Thinking about Oracle Fusion applications

As Oracle gives up its database, warehousing, and messaging markets to open source it's going to bet the business on completion enterprise application stacks - selling Fusion and "giving away" everything else with it.

It seems to me that one of the things that came clear through last week's Oracle openworld conference is the extent to which the company is preparing itself for directional change with the fusion applications.

Originally Oracle was a company dedicated to making and licensing data management software. Then, basically since 7.3, it became a company almost wholly devoted to selling almost anything it could hang a company label on - and now, I think, it's about to transition to a new focus as a compelling business applications developer.

The fusion applications were originally intended to reduce the costs and complexities of supporting about 37,000 enterprise customers by integrating the lessons learnt from Oracle's own enterprise suite, PeopleSoft, Siebel, and the J.D. Edwards stuff into one consistent package.
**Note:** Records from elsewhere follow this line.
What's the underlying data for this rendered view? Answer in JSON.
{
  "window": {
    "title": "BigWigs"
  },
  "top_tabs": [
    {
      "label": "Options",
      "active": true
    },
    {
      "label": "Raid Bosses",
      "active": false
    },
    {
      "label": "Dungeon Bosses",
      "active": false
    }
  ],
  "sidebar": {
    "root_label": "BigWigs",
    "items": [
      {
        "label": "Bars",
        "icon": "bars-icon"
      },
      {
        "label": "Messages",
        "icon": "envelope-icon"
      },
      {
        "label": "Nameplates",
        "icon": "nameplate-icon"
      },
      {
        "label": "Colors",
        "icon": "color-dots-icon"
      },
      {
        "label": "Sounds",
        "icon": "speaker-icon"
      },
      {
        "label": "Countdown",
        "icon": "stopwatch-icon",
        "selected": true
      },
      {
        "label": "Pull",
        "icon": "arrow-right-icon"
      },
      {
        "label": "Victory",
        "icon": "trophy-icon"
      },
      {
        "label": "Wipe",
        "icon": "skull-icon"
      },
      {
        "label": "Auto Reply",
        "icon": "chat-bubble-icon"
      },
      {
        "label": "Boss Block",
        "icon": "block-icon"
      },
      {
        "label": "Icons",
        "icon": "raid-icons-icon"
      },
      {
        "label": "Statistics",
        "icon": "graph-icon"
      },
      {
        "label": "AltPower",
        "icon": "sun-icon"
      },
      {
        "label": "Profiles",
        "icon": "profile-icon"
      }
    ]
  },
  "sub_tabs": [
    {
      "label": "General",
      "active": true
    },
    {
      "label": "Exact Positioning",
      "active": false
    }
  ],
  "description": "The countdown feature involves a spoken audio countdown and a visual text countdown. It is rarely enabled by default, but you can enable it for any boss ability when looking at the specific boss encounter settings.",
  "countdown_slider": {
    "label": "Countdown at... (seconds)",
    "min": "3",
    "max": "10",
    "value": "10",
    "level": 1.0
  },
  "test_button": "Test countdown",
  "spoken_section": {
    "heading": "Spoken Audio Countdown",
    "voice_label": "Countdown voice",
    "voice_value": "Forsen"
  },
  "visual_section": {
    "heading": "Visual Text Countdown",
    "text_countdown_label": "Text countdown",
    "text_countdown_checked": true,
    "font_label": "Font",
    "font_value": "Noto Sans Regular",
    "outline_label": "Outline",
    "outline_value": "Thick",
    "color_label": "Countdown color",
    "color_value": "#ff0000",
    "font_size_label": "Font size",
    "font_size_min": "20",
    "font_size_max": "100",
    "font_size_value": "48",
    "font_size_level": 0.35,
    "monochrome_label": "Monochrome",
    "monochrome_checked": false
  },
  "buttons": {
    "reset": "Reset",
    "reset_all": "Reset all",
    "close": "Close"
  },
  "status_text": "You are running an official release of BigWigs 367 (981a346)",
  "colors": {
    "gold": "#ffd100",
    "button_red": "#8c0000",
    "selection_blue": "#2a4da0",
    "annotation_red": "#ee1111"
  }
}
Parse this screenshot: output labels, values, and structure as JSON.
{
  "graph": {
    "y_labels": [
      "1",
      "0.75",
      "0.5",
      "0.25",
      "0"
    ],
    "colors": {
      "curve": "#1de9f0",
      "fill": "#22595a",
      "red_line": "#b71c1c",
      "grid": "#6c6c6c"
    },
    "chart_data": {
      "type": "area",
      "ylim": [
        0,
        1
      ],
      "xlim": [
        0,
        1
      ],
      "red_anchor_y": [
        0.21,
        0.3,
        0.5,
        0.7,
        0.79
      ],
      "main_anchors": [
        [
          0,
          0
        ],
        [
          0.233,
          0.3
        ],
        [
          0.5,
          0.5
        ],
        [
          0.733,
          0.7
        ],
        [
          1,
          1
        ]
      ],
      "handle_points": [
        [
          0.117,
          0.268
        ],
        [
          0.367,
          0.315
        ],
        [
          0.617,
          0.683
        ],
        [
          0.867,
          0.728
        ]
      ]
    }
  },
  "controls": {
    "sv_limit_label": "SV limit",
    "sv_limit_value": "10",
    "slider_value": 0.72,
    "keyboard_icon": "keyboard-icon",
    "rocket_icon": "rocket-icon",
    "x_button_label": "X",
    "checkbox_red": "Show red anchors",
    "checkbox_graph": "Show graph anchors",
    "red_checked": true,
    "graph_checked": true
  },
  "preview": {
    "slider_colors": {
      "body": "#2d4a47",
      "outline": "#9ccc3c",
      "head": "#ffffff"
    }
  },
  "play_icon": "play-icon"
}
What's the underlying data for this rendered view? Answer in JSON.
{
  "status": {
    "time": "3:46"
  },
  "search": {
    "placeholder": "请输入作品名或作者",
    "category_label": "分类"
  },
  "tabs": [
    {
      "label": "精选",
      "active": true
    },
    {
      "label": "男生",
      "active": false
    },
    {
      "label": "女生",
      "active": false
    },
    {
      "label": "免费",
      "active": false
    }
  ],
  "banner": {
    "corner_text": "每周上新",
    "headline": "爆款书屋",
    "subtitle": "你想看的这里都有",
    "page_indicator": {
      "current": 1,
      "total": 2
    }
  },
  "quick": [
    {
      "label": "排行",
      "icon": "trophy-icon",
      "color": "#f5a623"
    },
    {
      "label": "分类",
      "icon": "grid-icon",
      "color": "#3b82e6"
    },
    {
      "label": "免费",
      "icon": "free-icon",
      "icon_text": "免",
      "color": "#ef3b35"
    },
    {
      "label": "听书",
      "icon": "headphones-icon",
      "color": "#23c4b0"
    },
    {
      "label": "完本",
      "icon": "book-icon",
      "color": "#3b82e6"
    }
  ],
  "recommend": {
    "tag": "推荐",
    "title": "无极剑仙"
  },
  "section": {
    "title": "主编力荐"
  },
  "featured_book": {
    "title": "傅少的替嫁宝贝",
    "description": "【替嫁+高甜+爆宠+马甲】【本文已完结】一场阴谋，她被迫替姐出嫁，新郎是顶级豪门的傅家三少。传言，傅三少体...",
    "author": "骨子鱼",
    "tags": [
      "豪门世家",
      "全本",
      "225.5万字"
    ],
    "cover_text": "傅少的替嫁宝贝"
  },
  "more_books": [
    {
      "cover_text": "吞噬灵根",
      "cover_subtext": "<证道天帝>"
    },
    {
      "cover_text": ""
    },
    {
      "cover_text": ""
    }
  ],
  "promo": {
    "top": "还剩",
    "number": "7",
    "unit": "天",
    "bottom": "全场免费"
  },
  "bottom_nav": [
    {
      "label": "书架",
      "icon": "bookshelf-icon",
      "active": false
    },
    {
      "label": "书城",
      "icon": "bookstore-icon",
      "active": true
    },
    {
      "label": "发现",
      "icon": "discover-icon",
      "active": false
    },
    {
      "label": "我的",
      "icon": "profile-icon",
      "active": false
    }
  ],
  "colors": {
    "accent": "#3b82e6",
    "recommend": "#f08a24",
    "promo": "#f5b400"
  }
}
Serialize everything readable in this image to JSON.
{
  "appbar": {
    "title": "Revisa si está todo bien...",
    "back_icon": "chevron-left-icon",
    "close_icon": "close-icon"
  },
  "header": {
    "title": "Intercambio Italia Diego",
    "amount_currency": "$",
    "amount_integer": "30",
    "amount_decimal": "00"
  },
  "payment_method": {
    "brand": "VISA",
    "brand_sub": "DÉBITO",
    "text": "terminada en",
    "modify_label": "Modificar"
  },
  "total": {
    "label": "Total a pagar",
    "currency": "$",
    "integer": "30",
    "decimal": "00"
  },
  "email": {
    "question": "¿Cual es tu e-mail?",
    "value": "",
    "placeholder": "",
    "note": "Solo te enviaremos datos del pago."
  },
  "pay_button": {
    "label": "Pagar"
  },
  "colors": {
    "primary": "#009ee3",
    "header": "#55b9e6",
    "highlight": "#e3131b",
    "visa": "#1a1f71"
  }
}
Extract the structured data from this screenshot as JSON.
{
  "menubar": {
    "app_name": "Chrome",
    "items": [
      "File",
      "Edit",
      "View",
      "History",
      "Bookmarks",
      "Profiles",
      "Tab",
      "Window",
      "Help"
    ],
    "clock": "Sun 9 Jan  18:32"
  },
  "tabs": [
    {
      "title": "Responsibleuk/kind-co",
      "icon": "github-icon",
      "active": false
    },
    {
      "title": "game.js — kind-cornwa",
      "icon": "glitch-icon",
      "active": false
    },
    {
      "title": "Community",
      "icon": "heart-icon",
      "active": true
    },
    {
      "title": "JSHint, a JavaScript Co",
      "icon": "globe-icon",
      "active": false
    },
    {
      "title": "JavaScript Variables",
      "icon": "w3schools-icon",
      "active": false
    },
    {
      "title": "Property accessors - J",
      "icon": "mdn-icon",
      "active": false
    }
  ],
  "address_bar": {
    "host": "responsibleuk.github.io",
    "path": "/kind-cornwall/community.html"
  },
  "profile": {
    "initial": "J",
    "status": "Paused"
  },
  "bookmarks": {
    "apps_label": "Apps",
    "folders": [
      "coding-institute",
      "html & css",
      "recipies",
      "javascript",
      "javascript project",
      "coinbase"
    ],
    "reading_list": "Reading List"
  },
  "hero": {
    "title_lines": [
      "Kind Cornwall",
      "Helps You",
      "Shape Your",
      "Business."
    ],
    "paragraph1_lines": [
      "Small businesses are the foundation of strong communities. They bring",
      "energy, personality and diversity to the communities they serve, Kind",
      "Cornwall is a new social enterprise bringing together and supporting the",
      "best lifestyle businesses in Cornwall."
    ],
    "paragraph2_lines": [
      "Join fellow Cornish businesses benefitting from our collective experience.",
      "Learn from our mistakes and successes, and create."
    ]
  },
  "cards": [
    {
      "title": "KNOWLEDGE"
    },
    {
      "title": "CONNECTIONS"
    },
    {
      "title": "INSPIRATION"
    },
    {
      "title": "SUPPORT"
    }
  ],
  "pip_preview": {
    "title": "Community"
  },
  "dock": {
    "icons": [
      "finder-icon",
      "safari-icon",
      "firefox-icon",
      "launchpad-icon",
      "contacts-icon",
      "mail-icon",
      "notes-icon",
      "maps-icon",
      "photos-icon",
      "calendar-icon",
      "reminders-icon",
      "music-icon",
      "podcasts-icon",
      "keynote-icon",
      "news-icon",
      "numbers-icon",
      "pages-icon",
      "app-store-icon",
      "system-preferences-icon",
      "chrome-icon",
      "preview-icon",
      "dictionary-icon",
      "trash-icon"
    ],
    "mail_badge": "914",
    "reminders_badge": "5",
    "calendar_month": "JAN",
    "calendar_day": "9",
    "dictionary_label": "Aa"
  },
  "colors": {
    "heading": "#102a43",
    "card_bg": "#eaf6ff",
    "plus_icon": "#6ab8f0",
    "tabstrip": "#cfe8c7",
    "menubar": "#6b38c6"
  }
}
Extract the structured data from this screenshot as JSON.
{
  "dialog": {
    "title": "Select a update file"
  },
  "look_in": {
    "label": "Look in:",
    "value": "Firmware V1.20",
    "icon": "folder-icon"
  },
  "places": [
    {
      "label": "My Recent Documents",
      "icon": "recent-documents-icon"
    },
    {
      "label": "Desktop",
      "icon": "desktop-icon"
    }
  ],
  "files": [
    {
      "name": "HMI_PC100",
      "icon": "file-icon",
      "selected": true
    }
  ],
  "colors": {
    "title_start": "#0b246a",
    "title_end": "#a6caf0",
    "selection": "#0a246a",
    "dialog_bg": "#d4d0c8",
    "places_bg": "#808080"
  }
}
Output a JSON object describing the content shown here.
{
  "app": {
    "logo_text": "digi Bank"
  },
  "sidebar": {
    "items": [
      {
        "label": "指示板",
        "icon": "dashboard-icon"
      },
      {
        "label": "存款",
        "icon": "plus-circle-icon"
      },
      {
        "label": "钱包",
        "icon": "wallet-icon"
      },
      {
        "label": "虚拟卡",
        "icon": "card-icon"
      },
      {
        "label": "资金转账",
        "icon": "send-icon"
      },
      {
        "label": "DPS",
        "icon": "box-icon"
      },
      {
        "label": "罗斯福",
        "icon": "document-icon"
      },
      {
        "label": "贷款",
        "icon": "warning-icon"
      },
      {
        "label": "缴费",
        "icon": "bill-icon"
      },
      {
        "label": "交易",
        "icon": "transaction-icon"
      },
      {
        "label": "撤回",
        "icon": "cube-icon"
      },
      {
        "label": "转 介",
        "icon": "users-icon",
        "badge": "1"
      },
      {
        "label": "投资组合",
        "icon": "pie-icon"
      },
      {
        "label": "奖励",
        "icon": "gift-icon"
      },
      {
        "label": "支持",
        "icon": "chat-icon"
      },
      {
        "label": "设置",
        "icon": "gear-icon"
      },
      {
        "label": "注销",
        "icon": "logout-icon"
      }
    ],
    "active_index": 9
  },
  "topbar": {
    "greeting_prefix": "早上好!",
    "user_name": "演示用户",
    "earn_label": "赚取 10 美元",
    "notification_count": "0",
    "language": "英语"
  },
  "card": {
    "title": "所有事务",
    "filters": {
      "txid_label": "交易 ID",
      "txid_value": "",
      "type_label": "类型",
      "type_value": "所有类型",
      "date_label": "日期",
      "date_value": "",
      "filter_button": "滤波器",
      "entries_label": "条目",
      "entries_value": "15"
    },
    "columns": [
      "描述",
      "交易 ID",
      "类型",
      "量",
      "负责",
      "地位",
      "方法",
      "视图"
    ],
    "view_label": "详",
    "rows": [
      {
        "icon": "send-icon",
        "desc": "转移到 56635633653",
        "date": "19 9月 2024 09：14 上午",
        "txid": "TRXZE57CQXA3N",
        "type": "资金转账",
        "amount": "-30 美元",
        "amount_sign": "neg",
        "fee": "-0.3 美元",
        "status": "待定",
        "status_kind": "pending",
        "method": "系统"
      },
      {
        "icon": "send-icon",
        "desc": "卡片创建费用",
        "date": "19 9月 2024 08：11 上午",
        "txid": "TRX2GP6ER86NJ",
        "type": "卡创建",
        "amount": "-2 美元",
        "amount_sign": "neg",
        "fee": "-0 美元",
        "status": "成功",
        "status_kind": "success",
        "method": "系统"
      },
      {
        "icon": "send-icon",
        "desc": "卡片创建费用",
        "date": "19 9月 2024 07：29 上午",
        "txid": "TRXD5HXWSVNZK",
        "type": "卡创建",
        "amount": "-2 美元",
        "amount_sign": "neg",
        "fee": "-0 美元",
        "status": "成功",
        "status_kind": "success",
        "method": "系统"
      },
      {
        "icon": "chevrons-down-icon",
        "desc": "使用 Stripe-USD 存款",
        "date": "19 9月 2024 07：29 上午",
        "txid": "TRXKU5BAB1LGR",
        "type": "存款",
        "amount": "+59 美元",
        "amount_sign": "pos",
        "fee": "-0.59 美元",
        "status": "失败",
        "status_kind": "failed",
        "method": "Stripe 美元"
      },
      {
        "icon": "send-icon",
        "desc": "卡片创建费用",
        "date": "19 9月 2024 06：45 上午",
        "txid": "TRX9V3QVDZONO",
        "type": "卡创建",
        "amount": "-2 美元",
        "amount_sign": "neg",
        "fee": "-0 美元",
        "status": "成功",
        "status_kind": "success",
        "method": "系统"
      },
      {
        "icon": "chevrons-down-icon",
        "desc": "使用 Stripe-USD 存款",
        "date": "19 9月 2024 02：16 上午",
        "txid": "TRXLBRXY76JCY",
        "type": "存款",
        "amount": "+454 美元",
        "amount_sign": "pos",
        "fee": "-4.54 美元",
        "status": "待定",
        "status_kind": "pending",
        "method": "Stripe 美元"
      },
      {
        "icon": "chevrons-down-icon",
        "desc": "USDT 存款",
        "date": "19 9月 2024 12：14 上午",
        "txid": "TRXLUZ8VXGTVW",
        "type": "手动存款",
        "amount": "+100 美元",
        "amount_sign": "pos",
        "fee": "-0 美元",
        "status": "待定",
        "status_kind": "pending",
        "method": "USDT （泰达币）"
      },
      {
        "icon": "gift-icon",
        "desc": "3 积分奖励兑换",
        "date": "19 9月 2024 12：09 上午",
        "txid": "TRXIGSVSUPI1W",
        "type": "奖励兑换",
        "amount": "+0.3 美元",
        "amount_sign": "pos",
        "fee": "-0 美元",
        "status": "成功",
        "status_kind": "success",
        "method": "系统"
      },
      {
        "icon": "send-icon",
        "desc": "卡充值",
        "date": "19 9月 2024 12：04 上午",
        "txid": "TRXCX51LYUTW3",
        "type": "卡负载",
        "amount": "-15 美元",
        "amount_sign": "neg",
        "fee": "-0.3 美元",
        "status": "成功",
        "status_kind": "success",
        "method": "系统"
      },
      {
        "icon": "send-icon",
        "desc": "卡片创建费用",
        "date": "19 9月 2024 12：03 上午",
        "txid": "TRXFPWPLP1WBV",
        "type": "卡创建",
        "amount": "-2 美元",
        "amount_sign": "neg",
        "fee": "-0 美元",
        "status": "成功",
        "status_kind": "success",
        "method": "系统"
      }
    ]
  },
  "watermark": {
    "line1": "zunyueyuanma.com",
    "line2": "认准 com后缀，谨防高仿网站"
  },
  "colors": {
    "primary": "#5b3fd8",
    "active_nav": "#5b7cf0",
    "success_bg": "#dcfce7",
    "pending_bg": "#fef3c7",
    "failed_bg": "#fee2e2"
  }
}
Now, however, I think they're intended to save the company - because it's simply not going to be possible to sell most of the database, management, and BI products once forthcoming MySQL and Postgres benchmarks running on cheap Solaris/SPARC gear have been transformed, through a year or two of actual customer use, into industry standard expectations.

In other words, think three years out and by present trends an open source database running on SPARC/CMT can be expected to outperform a grid based proprietory system by a factor of ten on throughput and two on cost - meaning that customers choosing between licensing something like Oracle's database management software and mySQL will have compelling incentives to go with the open source solution.

To a company like Oracle that means the handwriting's on the wall with respect to RDBMS and related revenues -and it seems to me that the strategic option they've chosen in response has been to move up the food chain by concentrating on producing a complete applications stack. That works because enterprise application customers care about the total cost of using the application - not whether Oracle internally uses some of that money to support an inefficient database/hardware paradigm.

I hope that's right because my bottom line on this is that it could be great: I've long been a big fan of both Oracle's enterprise applications and Peoplesoft's and so think that if fusion combines and advances both while leaving more of the general infrastructure market to open source, it could work out well for everybody.